HPV Vaccine Update


In late 2017 Prime Minister Malcolm Turnbull announced that the new 9 strain HPV vaccine would be free to all 12-13 year old students from 2018.

The original 4 strain HPV vaccine introduced to the immunisation program in 2013 protected against HPV 6, 11, 16 and 18 – offering 70% protection against cervical cancer causing HPV types.

The new vaccine adds 5 further types (31, 33, 45, 52, and 58) now providing 93% protection against cervical cancer caused by HPV.
However in NSW the vaccine has yet to be delivered.

By all accounts there should be stock available by the end of March under the publicly funded national program for people aged 12-13 years old , and usually private vaccine stock is available at this time too. We will endeavour to keep you updated when we have it available.

What if I’ve already started on the regular HPV vaccine?

You can continue your course with the new 9-strain when it is available to get complete protection for the original 4 types. Although the manufacturer hasn’t explicitly stated this, you would need a full course of the 9-strain to have protection against the extra 5 types of HPV. For most people who have completed 2 out of 3 of the original course, it is recommended at this stage to complete the remainder of the course with the original vaccine.

What is a full course?

If your first 9-strain vaccine is given at 14 years or younger – then you only need 2 vaccinations. An initial vaccine, and one 6-12 months later.

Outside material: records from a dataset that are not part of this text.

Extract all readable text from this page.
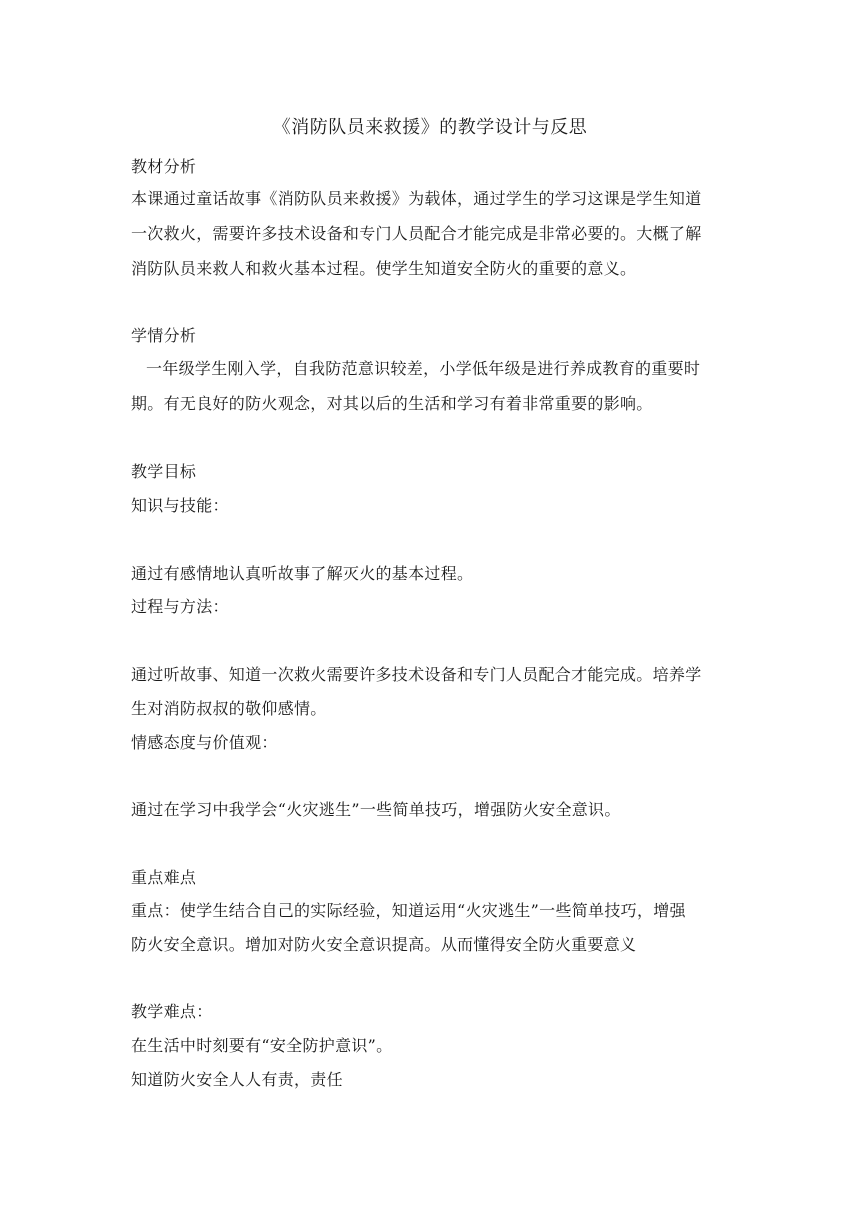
《消防队员来救援》的教学设计与反思
教材分析
本课通过童话故事《消防队员来救援》为载体，通过学生的学习这课是学生知道
一次救火，需要许多技术设备和专门人员配合才能完成是非常必要的。大概了解
消防队员来救人和救火基本过程。使学生知道安全防火的重要的意义。
学情分析
一年级学生刚入学，自我防范意识较差，小学低年级是进行养成教育的重要时
期。有无良好的防火观念，对其以后的生活和学习有着非常重要的影响。
教学目标
知识与技能：
通过有感情地认真听故事了解灭火的基本过程。
过程与方法：
通过听故事、知道一次救火需要许多技术设备和专门人员配合才能完成。培养学
生对消防叔叔的敬仰感情。
情感态度与价值观：
通过在学习中我学会“火灾逃生”一些简单技巧，增强防火安全意识。
重点难点
重点：使学生结合自己的实际经验，知道运用“火灾逃生”一些简单技巧，增强
防火安全意识。增加对防火安全意识提高。从而懂得安全防火重要意义
教学难点：
在生活中时刻要有“安全防护意识”。
知道防火安全人人有责，责任
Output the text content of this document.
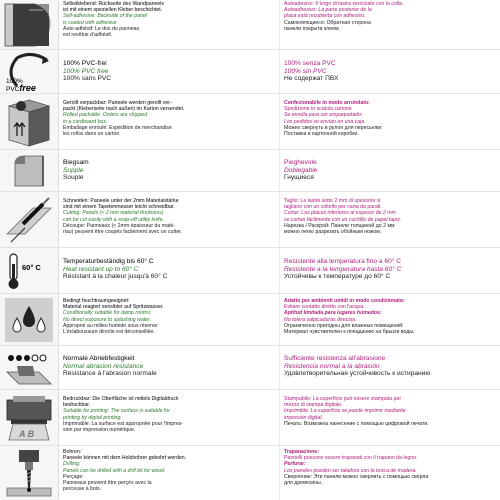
Selbstklebend: Rückseite des Wandpaneels
ist mit einem speziellen Kleber beschichtet.
Self-adhesive: Backside of the panel
is coated with adhesive
Auto-adhésif: Le dos du panneau
est revêtue d'adhésif.
Autoadesivo: Il tergo di lastra verniciato con la colla.
Autoadhesivo: La parte posterior de la
placa está recubierta con adhesivo.
Самоклеящиеся: Обратная сторона
панели покрыта клеем.
100%
PVCfree
100% PVC-frei
100% PVC free
100% sans PVC
100% senza PVC
100% sin PVC
Не содержат ПВХ
Gerollt verpackbar: Paneele werden gerollt ver-
packt (Kleberseite nach außen) im Karton versendet.
Rolled packable: Orders are shipped
in a cardboard box.
Emballage enroulé: Expédition de merchandise
les rollos dans un carton.
Confezionabile in modo arrotolato:
Spedizione in scatola cartone
Se enrolla para ser empaquetado:
Los pedidos se envían en una caja
Можно свернуть в рулон для пересылки:
Поставка в картонной коробке.
Biegsam
Supple
Souple
Pieghevole
Doblegable
Гнущиеся
Schneiden: Paneele unter der 2mm Materialstärke
sind mit einem Tapetenmesser leicht schneidbar.
Cutting: Panels (< 2 mm material thickness)
can be cut easily with a snap-off utility knife.
Découpe: Panneaux (< 2mm épaisseur du maté-
riau) peuvent être coupés facilement avec un cutter.
Taglio: Le lastre sotto 2 mm di spessore si
tagliano con un coltello per carta da parati.
Cortar: Las placas inferiores al espesor de 2 mm
se cortan fácilmente con un cuchillo de papel tapiz.
Нарезка / Раскрой: Панели толщиной до 2 мм
можно легко разрезать обойным ножом.
60° C
Temperaturbeständig bis 60° C
Heat resistant up to 60° C
Résistant à la chaleur jusqu'à 60° C
Resistente alla temperatura fino a 60° C
Resistente a la temperatura hasta 60° C
Устойчивы к температуре до 60° C
Bedingt feuchtraumgeeignet:
Material reagiert sensibler auf Spritzwasser.
Conditionally suitable for damp rooms:
No direct exposure to splashing water.
Approprié au milieu humide sous réserve:
L'éclaboussure directe est déconseillée.
Adatto per ambienti umidi in modo condizionato:
Evitare contatto diretto con l'acqua.
Aptitud limitada para lugares húmedos:
No tolera salpicaduras directas.
Ограниченно пригодны для влажных помещений:
Материал чувствителен к попаданию на брызги воды.
Normale Abriebfestigkeit
Normal abrasion resistance
Résistance à l'abrasion normale
Sufficiente resistenza all'abrasione
Resistencia normal a la abrasión
Удовлетворительная устойчивость к истиранию
A B
Bedruckbar: Die Oberfläche ist mittels Digitaldruck
bedruckbar.
Suitable for printing: The surface is suitable for
printing by digital printing.
Imprimable: La surface est appropriée pour l'impres-
sion par impression numérique.
Stampabile: La superficie può essere stampata per
mezzo di stampa digitale.
Imprimible: La superficie se puede imprimir mediante
impresión digital.
Печать: Возможна нанесение с помощью цифровой печати.
Bohren:
Paneele können mit dem Holzbohrer gebohrt werden.
Drilling:
Panels can be drilled with a drill bit for wood.
Perçage:
Panneaux peuvent être perçés avec la
perceuse à bois.
Trapanazione:
Pannelli possono essere trapanati con il trapano da legno.
Perforar:
Los paneles pueden ser taladros con la broca de madera.
Сверление: Эти панели можно сверлить с помощью сверла
для древесины.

If your first 9-strain vaccine is given under the age of 15 years and over – then you will need 3 vaccines. An initial vaccine, a second 2 months after the first, and a third 6 months after the first.

The HPV vaccines only protect against HPV.

This means there is a reduction in the chance of developing cervical cancer in women, reduction in the rates of anal cancer, and a reduction in the transmission of genital warts.

It does not protect against other sexually transmitted diseases, and safe sex is still important to maintain.
It also does not mean women should stop having cervical screening tests as these are important to detect any HPV infections that still manage to be transmitted despite vaccination.